Thanks for the help.

Severn Trent shows the water in my area as 6.80 which seems within the usual listed parameters for Red Cherry (6.5 - 8.0) but looks a little on the low side.


----------



## dw1305 (30 Mar 2020)

Hi all, 





BarryH said:


> Severn Trent shows the water in my area as 6.80


I'd imagine that should be fine for Cherry Shrimps, they are pretty resilient. Another option is a <"Cuttle "bone"> they sell these for Budgies etc. and they work pretty well.

If you put a little bit in the snails and shrimps will pick at it, and if the water gets below pH7 it will start to go into solution.

cheers Darrel


----------



## BarryH (30 Mar 2020)

Thanks again Darrel. Really appreciate the help.


----------



## dw1305 (30 Mar 2020)

Hi all, 





BarryH said:


> Really appreciate the help.


I've always been both skint and really tight with money, so I know a lot of cheap alternatives to "branded" products.

cheers Darrel


----------



## BarryH (30 Mar 2020)

At the minute, it also helps if you have a pet shop just round the corner that sell cuttlefish bone.


----------



## Gill (30 Mar 2020)

BarryH said:


> At the minute, it also helps if you have a pet shop just round the corner that sell cuttlefish bone.


 Is That Coussins by any chance.


----------



## BarryH (30 Mar 2020)

Gill said:


> Is That Coussins by any chance.


That's a new one on me Pardeep. Not sure where that is.


----------



## Gill (31 Mar 2020)

BarryH said:


> That's a new one on me Pardeep. Not sure where that is.


blagreaves lane


----------



## BarryH (1 Apr 2020)

dw1305 said:


> Hi all, I'd imagine that should be fine for Cherry Shrimps, they are pretty resilient. Another option is a <"Cuttle "bone"> they sell these for Budgies etc. and they work pretty well.
> 
> If you put a little bit in the snails and shrimps will pick at it, and if the water gets below pH7 it will start to go into solution.
> 
> cheers Darrel


I've got my cuttlefish bone, problem now is - how do I get it to sink? I put a smallish piece in the tank and it flew to the surface quicker than a submarine on steroids.


----------



## tiger15 (1 Apr 2020)

All my tanks have dolomite gravel as substrate.  Dolomite is Calcium and Magnesium carbonate,  so I never have to dose GH for my plants.  Dolomite is better for plants than crushed coral because it is less soluble and won't dissolve too fast or over raise pH.  Crushed coral is used by Marine fish folks to buffer pH to 8 and above.


----------



## dw1305 (1 Apr 2020)

Hi all, 





BarryH said:


> I've got my cuttlefish bone, problem now is - how do I get it to sink? I put a smallish piece in the tank and it flew to the surface quicker than a submarine on steroids.

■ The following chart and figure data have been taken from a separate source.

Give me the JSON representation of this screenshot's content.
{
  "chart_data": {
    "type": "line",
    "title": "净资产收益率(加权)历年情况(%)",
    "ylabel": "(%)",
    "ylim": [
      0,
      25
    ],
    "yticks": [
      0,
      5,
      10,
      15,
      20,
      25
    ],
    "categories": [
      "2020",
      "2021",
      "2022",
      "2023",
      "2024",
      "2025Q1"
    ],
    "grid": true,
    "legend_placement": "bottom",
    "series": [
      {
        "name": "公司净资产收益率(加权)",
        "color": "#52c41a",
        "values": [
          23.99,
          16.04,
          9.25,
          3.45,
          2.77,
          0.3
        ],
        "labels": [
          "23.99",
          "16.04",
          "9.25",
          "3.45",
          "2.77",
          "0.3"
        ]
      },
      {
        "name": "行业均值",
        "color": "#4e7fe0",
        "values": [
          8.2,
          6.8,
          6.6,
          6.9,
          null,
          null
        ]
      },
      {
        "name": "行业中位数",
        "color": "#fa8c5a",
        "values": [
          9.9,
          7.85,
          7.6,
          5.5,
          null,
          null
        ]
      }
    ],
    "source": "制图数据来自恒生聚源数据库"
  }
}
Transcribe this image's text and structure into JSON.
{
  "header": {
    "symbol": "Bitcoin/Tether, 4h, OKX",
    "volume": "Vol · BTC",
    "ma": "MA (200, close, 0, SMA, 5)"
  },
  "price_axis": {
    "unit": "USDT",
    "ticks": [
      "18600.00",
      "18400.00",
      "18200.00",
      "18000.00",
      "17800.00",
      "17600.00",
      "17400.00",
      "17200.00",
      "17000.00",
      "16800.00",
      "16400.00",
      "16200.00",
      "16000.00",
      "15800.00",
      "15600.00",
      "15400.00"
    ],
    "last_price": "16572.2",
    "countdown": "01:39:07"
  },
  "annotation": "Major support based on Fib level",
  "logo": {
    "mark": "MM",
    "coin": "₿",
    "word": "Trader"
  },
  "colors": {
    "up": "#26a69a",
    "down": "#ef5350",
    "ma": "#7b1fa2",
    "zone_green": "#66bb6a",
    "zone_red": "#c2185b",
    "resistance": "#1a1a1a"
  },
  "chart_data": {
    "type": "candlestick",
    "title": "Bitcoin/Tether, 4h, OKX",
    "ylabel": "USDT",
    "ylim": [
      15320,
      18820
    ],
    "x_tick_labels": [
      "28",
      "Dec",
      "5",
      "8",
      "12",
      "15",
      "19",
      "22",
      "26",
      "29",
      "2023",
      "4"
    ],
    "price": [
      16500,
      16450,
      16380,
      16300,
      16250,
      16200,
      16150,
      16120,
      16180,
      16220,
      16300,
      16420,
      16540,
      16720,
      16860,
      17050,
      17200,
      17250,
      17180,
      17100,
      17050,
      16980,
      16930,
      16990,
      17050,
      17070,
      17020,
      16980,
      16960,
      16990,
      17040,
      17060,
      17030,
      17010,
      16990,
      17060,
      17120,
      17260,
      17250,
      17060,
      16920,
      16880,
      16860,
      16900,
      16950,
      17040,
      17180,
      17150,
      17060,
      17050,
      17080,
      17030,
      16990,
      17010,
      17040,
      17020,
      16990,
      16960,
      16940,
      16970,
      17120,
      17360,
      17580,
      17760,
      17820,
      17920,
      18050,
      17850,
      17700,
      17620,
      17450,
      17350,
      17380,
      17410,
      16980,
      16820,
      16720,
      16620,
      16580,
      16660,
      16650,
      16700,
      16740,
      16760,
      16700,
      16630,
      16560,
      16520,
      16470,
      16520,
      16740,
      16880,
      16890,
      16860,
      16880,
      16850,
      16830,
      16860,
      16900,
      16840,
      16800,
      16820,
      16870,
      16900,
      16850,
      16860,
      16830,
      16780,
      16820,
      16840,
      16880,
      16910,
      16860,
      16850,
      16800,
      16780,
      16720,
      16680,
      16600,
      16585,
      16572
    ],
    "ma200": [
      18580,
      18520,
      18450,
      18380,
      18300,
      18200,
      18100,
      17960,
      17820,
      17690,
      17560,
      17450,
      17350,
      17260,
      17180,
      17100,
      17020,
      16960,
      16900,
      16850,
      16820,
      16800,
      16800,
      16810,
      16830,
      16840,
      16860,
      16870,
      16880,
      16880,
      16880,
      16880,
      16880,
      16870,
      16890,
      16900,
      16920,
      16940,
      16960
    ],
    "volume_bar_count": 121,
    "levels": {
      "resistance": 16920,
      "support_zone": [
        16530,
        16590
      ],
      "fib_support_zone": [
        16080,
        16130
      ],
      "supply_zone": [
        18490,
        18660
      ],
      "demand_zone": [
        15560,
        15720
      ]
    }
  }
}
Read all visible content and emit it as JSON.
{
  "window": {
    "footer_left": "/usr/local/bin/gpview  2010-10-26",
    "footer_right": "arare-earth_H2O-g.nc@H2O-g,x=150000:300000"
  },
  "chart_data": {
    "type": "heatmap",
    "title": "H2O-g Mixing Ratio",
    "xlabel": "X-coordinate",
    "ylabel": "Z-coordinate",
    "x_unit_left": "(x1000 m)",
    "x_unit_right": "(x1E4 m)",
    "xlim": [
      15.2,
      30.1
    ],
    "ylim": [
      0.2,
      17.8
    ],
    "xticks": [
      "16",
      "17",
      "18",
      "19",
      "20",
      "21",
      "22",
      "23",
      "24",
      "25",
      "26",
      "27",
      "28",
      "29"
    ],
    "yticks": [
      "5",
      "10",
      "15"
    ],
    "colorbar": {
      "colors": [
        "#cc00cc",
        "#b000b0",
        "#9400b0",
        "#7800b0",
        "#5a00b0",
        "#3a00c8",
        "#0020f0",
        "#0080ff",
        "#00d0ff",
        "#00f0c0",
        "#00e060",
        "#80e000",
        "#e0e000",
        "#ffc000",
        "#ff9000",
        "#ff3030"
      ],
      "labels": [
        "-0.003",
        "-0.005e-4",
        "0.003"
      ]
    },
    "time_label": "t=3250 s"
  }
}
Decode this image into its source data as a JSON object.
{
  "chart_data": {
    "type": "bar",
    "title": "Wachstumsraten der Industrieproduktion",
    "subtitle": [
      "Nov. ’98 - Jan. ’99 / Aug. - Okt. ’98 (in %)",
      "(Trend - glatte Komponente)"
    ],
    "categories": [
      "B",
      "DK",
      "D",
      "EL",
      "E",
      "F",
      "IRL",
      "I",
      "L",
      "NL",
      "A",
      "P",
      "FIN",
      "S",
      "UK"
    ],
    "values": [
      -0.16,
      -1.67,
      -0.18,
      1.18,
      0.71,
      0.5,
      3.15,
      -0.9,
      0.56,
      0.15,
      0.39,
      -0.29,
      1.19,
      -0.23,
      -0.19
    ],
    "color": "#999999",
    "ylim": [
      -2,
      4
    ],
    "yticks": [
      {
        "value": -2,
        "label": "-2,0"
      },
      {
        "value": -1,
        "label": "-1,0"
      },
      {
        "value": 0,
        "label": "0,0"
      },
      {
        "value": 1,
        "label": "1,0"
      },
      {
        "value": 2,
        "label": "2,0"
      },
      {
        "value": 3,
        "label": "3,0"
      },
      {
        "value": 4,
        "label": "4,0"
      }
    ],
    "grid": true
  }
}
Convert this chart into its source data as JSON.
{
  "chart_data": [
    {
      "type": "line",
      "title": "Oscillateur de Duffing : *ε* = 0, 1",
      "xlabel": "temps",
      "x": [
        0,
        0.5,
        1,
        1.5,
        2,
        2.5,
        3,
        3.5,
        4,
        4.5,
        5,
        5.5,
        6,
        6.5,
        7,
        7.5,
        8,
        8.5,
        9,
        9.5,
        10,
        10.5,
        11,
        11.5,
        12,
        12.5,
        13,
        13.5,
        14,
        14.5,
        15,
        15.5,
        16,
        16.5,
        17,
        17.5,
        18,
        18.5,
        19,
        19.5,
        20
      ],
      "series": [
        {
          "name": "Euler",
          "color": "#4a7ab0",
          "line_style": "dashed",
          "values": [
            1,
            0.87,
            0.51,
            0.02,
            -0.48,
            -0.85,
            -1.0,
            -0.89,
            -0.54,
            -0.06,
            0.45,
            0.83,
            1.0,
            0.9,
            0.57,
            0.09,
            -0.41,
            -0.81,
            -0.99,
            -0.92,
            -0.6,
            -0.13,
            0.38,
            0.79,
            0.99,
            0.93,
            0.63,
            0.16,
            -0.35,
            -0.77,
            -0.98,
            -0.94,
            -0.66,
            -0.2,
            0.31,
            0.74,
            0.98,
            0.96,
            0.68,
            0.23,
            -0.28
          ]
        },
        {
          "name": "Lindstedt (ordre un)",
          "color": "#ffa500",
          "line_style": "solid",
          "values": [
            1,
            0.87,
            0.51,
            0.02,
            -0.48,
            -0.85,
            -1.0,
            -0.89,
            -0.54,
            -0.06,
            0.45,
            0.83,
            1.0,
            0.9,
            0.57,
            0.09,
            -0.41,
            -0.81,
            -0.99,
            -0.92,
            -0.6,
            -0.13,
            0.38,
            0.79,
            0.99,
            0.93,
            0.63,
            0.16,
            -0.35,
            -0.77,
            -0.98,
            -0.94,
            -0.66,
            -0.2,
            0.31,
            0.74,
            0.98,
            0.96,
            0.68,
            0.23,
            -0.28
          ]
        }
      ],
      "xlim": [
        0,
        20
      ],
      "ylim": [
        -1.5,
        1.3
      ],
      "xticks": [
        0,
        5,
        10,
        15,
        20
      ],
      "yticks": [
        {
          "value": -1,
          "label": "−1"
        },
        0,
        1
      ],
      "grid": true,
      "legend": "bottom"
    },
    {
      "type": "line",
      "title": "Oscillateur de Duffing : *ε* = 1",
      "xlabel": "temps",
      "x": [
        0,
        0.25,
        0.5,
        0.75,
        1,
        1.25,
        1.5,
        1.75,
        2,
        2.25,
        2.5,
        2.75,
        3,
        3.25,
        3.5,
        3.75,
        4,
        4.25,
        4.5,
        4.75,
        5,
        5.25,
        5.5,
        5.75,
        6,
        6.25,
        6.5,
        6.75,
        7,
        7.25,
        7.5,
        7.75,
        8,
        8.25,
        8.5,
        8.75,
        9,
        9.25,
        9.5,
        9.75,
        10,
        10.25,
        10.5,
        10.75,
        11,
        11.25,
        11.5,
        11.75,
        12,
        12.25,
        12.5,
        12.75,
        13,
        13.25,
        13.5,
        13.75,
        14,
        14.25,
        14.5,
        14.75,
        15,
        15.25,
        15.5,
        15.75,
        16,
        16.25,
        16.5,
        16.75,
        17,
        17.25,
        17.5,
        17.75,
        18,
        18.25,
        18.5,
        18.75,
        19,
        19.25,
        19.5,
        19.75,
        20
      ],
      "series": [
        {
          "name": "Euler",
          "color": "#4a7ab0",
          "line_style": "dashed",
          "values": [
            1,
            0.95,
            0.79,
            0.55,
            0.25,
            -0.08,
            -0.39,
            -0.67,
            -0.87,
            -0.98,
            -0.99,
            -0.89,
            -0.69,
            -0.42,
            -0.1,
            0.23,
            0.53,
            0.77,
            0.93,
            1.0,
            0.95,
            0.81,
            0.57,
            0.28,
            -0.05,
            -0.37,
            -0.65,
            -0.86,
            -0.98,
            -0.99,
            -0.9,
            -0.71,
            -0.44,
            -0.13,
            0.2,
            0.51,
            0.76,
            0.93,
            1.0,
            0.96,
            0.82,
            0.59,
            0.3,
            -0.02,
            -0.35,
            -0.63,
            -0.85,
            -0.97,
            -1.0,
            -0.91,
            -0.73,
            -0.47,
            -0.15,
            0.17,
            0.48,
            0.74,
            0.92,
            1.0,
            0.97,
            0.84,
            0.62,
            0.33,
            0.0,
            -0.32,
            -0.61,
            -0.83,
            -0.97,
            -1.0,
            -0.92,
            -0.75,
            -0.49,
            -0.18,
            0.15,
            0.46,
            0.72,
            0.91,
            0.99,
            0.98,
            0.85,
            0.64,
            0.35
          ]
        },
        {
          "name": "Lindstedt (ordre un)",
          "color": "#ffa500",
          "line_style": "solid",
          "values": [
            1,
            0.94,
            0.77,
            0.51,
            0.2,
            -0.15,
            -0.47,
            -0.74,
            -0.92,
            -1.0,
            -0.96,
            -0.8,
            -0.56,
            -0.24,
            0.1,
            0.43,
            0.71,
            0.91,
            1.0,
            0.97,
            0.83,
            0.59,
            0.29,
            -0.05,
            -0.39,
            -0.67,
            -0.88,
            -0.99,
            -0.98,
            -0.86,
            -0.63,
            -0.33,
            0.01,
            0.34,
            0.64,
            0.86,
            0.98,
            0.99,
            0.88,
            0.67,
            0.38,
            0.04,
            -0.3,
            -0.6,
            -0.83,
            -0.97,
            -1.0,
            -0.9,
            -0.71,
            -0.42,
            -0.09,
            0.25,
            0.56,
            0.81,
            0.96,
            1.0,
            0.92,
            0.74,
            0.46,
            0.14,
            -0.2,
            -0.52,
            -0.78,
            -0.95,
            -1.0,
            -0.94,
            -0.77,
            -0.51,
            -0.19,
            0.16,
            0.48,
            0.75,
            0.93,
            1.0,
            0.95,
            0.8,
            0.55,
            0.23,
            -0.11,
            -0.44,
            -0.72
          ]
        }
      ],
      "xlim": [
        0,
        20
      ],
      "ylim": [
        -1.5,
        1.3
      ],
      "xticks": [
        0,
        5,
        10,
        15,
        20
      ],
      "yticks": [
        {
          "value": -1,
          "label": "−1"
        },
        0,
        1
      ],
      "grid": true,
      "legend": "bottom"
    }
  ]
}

Try wedging it under something. It should sink after a while.

cheers Darrel


----------



## BarryH (8 Apr 2020)

As an update on this, I've just been watching a video on YT where "Tums" were added into the tank to provide a good source of calcium carbonate for the shrimp. the "Tums" product no longer seems to be available here in the UK but a search on Google brought up Rennies and other calcium carbonate tablets.

Does anyone add anything like this to their shrimp tanks?


----------